The lyrics on Close It Quietly still have all the intimacy of poems scrawled into a pocket notebook, as any Frankie Cosmos release does, but to call these songs navel-gazing would be superficial. Kline contemplates relationships with heart-wrenching simplicity (“Cause I’m the moon and you are the sea / You always seem sad underneath me” she sings dolefully on “Moonsea”), but her observations expand outward from her own experiences to the human condition itself. “It’s miraculous that humans are here / We built ourselves or God is real,” she notes on “Wannago.” Later, Kline examines internalized misogyny (“How can I still feel so unstrong”) and her own privilege (“But all those things you hear about / They only happen to other people / It doesn’t happen to me”) on “Last Season’s Textures.”

Self-reflection and human relationships remain her strong suit, though. “My heart is as sharp as a sonnet,” Kline declares on “With Great Purpose,” “You could crack an egg on it.” Beyond the pensive and sincere, she jokes on “Never Would” about how “It’d make a good song to miss you / But I really don’t at all.” Her imagery remains as evocative as ever, with the phrase “diamond in your throat” repeated in “A Hit” and “Ufo,” and slightly altered on “Windows” (“Spit out diamonds / Cough up rubies”), the meaning of which is never really as clear as the gemstone itself.

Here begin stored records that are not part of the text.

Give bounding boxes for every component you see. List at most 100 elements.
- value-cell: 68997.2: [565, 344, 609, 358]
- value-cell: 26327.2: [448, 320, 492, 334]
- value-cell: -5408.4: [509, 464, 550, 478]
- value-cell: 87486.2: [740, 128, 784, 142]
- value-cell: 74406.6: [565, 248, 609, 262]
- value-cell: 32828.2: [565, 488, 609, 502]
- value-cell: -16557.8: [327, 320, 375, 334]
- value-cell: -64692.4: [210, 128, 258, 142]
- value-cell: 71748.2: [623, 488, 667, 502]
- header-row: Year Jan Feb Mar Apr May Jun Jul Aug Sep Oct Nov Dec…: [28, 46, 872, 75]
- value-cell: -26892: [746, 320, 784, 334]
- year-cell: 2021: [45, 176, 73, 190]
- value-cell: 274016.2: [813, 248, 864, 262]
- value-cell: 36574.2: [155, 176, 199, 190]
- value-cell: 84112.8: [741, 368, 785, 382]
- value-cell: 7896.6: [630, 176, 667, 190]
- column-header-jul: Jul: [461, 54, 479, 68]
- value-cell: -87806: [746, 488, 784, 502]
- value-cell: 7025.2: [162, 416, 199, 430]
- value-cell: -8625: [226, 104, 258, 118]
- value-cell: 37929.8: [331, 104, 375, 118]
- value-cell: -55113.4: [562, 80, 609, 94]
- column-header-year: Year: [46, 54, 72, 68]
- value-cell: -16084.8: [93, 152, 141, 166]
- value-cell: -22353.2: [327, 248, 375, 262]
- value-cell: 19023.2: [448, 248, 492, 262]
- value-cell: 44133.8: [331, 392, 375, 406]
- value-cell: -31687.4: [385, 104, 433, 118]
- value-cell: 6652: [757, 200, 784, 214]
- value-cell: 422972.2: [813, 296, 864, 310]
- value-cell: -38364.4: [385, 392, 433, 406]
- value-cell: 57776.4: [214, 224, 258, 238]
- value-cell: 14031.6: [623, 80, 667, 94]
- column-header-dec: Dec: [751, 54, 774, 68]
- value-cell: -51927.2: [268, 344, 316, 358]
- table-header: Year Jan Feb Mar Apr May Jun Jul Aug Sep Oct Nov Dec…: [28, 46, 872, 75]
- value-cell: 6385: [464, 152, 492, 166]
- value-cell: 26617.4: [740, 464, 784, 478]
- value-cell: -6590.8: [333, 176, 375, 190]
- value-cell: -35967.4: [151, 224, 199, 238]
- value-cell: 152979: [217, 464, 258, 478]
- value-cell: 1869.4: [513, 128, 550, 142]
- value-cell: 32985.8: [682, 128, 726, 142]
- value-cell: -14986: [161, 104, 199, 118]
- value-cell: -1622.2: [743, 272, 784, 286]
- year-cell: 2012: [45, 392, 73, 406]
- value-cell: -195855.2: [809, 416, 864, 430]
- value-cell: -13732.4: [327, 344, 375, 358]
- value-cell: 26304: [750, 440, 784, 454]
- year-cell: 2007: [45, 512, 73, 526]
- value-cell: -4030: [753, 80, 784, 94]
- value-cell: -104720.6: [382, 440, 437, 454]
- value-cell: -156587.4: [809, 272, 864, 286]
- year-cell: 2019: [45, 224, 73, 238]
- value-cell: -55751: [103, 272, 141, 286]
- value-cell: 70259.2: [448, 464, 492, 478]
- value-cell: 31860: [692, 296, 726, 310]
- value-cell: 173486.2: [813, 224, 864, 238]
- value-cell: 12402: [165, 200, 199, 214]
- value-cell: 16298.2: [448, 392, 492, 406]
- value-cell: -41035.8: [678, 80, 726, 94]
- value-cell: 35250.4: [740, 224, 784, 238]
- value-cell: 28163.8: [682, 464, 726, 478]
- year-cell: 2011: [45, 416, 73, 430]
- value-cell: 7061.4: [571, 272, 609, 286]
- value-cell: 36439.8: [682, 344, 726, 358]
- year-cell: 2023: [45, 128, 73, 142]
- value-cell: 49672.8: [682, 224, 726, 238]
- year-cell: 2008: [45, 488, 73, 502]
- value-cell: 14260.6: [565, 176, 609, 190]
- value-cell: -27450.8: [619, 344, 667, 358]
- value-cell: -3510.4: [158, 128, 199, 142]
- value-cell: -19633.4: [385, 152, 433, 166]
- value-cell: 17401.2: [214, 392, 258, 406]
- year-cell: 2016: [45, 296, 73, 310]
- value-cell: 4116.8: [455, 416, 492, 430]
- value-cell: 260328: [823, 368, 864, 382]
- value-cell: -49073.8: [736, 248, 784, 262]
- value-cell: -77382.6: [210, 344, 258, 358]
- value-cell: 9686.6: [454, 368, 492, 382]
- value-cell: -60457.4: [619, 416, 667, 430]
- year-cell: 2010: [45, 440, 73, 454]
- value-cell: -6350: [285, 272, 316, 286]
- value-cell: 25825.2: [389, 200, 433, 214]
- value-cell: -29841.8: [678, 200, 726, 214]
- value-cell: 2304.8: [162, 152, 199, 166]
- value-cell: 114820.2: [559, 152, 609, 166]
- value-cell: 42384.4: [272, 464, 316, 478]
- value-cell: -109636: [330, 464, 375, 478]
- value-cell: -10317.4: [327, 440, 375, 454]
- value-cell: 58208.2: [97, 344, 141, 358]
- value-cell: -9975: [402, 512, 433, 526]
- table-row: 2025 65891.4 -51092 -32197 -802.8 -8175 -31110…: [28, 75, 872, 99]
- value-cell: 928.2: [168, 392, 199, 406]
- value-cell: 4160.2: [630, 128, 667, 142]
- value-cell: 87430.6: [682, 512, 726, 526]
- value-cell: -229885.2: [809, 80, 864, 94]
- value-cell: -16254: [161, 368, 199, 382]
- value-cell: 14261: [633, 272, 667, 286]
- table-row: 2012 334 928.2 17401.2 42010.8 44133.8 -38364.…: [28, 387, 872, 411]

Those growing weary of Frankie Cosmos’ schtick, from the childlike vocals to the occasionally saccharine metaphors, may find themselves surprised by the group’s latest effort, one that pushes what we thought possible of the Kline-fronted project. Close It Quietly sees the band take a few steps forward, sideways and back—an aural square dance that’s well worth your time.